Now, with SmartThings' wide lineup of automatable sensors joining the party, the possibilities for smartening up the home using IFTTT are only going to grow. Through the SmartThings channel, you'll be able to work with the following triggers (the "if this" part of a recipe):
Switched on/Switched off
SmartThings' variety of plug-and-play switches will allow you to turn lights and appliances on and off remotely, or set them to turn on and off automatically at a preset time. With IFTTT in the picture, you can attach a corresponding action to the switch, so that every time it's turned on or off, something else happens as well. Maybe you want to create a spreadsheet in Google Drive that lists how many times the lights are being turned on and off, or maybe you want a tweet to go out on your behalf whenever you turn on a specific appliance.
Conversely, you can use a SmartThings switch as an "action" (the "then that" part of the recipe). A common usage of this might be to turn a light or appliance on whenever a supported sensor detects motion.
If you've got a SmartThings-compatible door lock, such as the Camelot Touchscreen Deadbolt from Schlage, you'll be able to use it as a trigger on IFTTT now, too. Programming a text alert whenever the door gets unlocked is a great way to tell when the kids have gotten home from school. Another option would be to set a specific appliance, like an air conditioner, to turn on as soon as you get home.
If you want, you can also set your door lock as the action in the IFTTT recipe, and use another trigger to cause it to lock or unlock.
By attaching one of SmartThings' sensors to a door or window, you can detect whenever it gets opened or closed. By using IFTTT, you can add a response to such an occurrence. The most obvious example would be an alert -- IFTTT can text you, or better still, robo-call you with a user-defined message. If you program this call to be sent to your home phone, you've essentially created an alarm that will sound in the middle of the night if someone breaks in through a window with a sensor attached to it.
Any new motion
IFTTT will also let you put SmartThings' motion detectors to work in your recipes. Just by walking into a room, you'll be able to trigger an IFTTT response of your choosing. We've already seen this with the WeMo, and it's an incredibly helpful tool, with practically limitless uses.
Presence detected/Presence no longer detected
Here's where things get really interesting. With one of SmartThings' presence sensors dangling from your keychain, the SmartThings hub will be able to detect whenever you're in the vicinity -- perfect for automatically letting the system know when you're home, and perhaps more importantly, when you've left. Syncing the presence sensors up with IFTTT creates a world of exciting new possibilities. You'll never again have to worry about leaving the air conditioner on while you're away from home, for instance -- just set it to automatically turn off whenever your presence is no longer detected. Or, if you have an escape artist for a pet, you could clip the presence sensor to its collar in order to get an alert if it ever climbs over your backyard fence and gets loose while you're at work.
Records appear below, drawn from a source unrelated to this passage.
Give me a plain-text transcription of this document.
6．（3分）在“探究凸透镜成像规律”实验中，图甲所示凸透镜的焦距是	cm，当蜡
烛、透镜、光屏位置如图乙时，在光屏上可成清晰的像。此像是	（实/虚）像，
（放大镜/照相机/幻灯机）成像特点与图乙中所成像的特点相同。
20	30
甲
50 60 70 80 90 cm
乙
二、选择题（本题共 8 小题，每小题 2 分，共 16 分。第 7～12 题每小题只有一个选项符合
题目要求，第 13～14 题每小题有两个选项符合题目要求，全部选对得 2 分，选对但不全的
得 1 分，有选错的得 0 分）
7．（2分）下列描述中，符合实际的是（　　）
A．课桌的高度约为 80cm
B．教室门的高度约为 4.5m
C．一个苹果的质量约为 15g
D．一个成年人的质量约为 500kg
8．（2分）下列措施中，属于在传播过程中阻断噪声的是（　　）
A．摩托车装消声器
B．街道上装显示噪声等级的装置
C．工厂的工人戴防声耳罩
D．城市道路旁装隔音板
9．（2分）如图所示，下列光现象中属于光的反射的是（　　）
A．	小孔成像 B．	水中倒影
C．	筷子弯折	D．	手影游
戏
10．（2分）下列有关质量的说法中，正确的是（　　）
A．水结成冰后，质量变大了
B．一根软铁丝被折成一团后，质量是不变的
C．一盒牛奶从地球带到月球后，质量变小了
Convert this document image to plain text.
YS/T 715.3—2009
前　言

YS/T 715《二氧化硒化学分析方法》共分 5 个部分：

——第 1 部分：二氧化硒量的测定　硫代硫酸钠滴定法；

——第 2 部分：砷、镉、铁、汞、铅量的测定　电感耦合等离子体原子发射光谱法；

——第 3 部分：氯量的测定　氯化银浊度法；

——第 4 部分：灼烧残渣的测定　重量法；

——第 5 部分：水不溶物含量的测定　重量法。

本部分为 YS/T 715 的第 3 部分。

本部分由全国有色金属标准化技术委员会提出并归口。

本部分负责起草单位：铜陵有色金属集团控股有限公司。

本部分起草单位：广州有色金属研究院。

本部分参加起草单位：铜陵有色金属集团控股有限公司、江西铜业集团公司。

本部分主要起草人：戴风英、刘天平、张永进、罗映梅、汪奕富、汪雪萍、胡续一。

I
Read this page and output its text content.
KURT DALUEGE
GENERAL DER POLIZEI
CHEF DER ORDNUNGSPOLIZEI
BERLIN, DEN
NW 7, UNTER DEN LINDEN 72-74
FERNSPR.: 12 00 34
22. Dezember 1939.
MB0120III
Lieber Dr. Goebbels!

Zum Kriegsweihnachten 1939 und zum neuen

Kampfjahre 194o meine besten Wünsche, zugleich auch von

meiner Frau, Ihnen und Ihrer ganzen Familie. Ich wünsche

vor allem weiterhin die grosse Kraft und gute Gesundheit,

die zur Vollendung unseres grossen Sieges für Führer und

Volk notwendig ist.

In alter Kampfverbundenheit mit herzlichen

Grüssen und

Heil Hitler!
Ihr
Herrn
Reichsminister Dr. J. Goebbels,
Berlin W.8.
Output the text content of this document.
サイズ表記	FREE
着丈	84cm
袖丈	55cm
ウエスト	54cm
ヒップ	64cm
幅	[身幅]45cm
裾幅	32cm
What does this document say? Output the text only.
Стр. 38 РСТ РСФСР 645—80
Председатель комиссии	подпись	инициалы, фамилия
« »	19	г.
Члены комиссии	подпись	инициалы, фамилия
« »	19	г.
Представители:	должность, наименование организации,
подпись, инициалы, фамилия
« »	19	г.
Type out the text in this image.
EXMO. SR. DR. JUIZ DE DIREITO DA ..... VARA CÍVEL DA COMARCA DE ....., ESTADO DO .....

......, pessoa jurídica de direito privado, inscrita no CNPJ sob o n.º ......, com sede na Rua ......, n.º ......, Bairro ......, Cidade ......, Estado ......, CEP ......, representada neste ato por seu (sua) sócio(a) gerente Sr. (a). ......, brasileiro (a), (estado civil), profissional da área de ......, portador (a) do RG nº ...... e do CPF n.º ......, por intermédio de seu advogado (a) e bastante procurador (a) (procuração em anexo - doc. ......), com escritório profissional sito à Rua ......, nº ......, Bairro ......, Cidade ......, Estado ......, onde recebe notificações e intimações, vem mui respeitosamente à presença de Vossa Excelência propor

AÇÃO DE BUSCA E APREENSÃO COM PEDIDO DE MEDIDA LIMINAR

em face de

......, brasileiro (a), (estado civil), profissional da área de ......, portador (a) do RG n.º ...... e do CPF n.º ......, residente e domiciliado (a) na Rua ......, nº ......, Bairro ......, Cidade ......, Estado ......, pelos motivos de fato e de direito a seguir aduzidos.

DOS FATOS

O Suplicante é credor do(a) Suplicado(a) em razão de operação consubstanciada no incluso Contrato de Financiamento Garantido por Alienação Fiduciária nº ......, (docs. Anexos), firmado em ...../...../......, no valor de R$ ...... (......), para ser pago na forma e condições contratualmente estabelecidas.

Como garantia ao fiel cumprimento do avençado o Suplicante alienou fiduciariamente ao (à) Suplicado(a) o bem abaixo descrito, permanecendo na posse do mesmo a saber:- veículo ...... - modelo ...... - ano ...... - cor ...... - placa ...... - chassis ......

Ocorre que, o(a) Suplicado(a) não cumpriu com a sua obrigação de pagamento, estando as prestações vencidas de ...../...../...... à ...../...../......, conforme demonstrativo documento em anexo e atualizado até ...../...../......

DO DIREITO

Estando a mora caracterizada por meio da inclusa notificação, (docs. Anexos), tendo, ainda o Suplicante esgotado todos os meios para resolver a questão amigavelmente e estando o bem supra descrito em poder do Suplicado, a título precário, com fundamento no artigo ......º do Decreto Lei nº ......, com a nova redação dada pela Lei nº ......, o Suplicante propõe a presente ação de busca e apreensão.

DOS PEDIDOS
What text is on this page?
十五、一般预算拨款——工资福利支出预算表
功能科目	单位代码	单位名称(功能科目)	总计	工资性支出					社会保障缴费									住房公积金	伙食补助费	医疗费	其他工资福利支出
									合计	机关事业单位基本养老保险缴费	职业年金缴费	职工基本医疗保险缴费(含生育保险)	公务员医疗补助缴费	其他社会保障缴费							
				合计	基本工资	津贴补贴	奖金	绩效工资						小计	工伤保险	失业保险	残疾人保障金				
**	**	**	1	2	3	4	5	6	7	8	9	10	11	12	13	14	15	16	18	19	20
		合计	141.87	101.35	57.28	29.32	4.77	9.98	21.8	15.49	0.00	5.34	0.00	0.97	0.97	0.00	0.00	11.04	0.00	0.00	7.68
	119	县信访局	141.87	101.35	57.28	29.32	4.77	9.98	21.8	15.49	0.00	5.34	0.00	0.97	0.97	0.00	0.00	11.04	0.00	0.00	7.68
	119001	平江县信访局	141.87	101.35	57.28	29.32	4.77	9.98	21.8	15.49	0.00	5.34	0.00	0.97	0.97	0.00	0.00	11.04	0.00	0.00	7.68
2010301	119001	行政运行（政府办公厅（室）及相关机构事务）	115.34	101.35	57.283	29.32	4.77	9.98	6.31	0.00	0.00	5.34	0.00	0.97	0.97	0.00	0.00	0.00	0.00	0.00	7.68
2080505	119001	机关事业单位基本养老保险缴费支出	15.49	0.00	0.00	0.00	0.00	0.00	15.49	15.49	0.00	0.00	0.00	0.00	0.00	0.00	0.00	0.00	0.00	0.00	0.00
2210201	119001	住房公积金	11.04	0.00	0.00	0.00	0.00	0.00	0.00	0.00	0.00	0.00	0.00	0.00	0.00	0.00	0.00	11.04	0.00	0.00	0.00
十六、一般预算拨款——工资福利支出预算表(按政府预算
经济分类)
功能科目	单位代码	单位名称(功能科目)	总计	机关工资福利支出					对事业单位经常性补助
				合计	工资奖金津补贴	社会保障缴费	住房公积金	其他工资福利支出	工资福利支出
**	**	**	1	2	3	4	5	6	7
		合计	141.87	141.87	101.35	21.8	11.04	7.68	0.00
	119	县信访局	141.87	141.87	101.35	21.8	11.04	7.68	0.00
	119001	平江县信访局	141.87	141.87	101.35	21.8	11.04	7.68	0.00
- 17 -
By adding a SmartThings channel, IFTTT opens a huge new set of options for its users, giving them greater power over door locks, open/closed contact sensors, and other kinds of notification systems. The explosion of new ideas for recipes is already happening. Along with more-practical ideas, users have suggested everything from protecting their liquor cabinets to tracking how often the toilet seat gets lifted. Absurdities aside, IFTTT fans and budding home automators now have an added incentive to give SmartThings products a try.